The 1 GHz Titanium PowerBook is in some ways a marvel of engineering. But, more important, it's the fulfillment of a goal for the creative market that manufacturers have been striving toward for years: workstation performance and a total hardware and software creative solution, all bundled neatly into a complete portable package--from digital video in to DVD out, from high-performance editing to high-quality graphics display, from the power of the near-flawless Mac OS X to the convenience and ease of use of Apple's bundled applications.[an error occurred while processing this directive]On the inside
The major changes in this latest generation of PowerBooks happen on the inside. With the last generation, Apple refined its Titanium design and brought us everything we find in this latest generation. But on the inside ... Oh, on the inside!

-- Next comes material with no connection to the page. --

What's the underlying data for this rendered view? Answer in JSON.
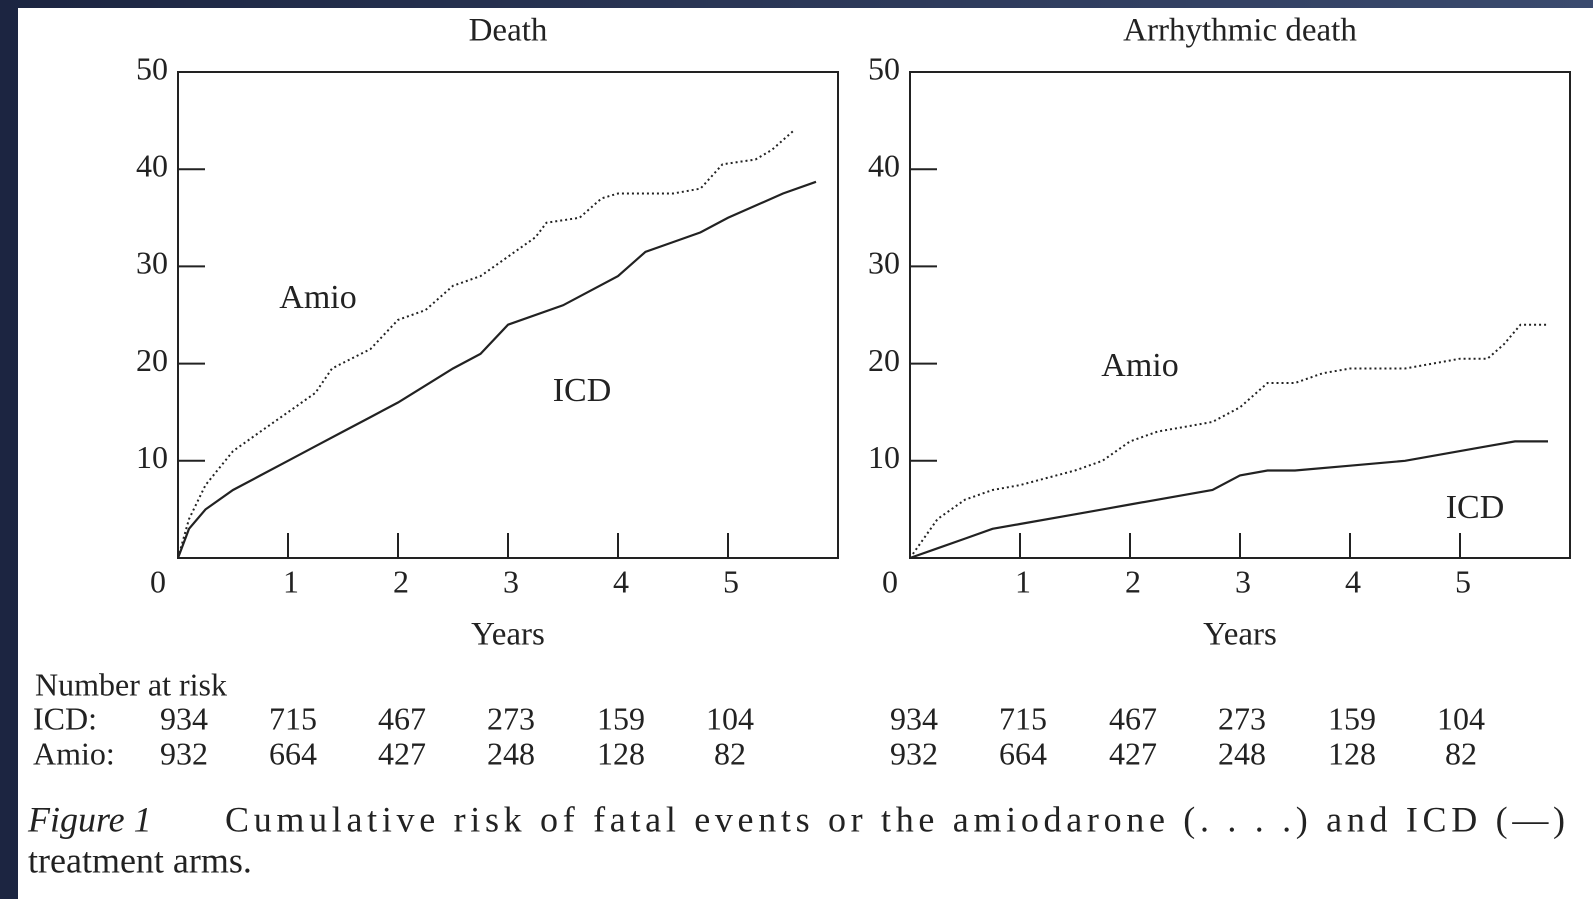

First of all, there's the SuperDrive--the first notebook system to contain one. And this is the truly big news about this high-end notebook. Aside from all of its other tremendous features, it also includes the ability to burn CDs and DVDs and utilize Apple's own iDVD software, something totally lacking from previous-generation PowerBooks. Now, this is a mobile version of the SuperDrive--a Matshita DVD-R UJ-815--not even the same manufacturer as the DVR-103/4/5 drive we commonly associate with the word SuperDrive. But it is, nevertheless, a combo CD-RW/DVD-R drive capable of burning DVDs just like the SuperDrives in the desktop G4s. And, with iDVD 2, you're good to go right out of the box, no additional costs--well, except for the media.
This SuperDrive burns DVDs at 1x, making it slower than all of the current Pioneer drives. But you have to give up something for mobility, right? And, in this case, functionality far surpasses performance, given the rarity of internal DVD-R drives for notebook computers. The key is that you can burn DVDs on the road--for client work, presentations or whatever your needs might be. In other tech specs, the DVD-R UJ815 writes CD-Rs at 8x, rewrites CD-RWs at 4x, reads DVDs at 6x and reads CDs at 24x.

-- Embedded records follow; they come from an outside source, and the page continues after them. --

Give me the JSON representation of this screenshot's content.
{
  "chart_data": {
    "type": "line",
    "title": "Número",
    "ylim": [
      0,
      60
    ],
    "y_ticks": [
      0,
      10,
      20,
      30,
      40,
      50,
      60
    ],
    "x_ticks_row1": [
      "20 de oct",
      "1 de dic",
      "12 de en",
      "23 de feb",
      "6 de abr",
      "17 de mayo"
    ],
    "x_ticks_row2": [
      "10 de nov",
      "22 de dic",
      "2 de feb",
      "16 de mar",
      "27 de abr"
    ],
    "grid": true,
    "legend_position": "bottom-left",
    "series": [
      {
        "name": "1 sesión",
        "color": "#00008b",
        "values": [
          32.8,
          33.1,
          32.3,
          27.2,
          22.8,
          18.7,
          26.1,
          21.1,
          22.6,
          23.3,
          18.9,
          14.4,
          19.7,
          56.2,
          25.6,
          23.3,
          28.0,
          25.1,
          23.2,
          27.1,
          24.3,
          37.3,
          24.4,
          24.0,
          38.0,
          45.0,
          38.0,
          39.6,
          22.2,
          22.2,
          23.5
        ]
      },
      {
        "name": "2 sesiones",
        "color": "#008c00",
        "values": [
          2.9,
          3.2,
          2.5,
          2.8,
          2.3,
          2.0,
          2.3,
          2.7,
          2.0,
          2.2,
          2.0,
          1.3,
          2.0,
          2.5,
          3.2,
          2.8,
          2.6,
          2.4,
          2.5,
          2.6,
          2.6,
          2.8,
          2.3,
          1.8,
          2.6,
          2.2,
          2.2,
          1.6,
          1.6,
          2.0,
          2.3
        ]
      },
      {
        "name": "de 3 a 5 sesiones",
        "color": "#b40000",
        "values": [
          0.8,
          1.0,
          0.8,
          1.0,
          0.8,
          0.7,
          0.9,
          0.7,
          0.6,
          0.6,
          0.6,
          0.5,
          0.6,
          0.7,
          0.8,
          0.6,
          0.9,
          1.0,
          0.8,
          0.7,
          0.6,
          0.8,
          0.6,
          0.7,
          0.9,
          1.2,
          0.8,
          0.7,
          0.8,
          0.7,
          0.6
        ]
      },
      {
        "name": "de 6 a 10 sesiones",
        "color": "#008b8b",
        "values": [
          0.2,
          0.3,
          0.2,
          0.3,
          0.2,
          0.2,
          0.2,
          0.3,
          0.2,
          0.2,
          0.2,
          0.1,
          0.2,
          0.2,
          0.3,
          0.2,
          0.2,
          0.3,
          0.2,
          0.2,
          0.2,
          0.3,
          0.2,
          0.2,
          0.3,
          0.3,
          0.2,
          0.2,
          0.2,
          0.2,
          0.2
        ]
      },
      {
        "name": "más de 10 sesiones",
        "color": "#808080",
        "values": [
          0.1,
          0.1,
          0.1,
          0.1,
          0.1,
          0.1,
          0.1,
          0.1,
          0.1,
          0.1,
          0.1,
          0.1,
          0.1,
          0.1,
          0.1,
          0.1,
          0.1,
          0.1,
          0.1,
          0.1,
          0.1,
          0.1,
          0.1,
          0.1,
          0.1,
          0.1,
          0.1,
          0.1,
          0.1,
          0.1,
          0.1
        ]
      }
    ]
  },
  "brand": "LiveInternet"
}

This new generation also boosts graphics performance over the old models with the substitution of the ATI Mobility Radeon 9000 (AGP 4x) graphics card in place of the old ATI Radeon 7500. On the top-end PowerBook, the card includes 64 MB onchip 128-bit DDR memory, double the memory and roughly 1.4 times the average performance of the 7500.

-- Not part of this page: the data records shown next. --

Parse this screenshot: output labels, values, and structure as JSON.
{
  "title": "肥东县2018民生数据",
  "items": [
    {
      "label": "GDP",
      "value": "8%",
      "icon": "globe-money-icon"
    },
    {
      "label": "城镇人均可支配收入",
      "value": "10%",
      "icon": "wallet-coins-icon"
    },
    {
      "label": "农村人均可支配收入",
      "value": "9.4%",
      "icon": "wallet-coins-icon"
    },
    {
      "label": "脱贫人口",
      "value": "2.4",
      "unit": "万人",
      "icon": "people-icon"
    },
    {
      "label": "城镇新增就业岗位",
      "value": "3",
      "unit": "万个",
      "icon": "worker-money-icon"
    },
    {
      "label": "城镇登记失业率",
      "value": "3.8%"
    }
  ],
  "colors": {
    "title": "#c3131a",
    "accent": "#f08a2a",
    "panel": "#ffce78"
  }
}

And then there's the processor itself--a G4 chip running at 1 GHz. Now, it's safe to say that in my lifetime I've had less than kind words to offer Motorola. But there is one thing they do right: manufacture mobile chips. And this makes sense, given that they all wind up in cell phones and other low-power configurations eventually. It might not make sense for a chip that powers a desktop computer, but for a notebook, yes it does. And it does it nicely.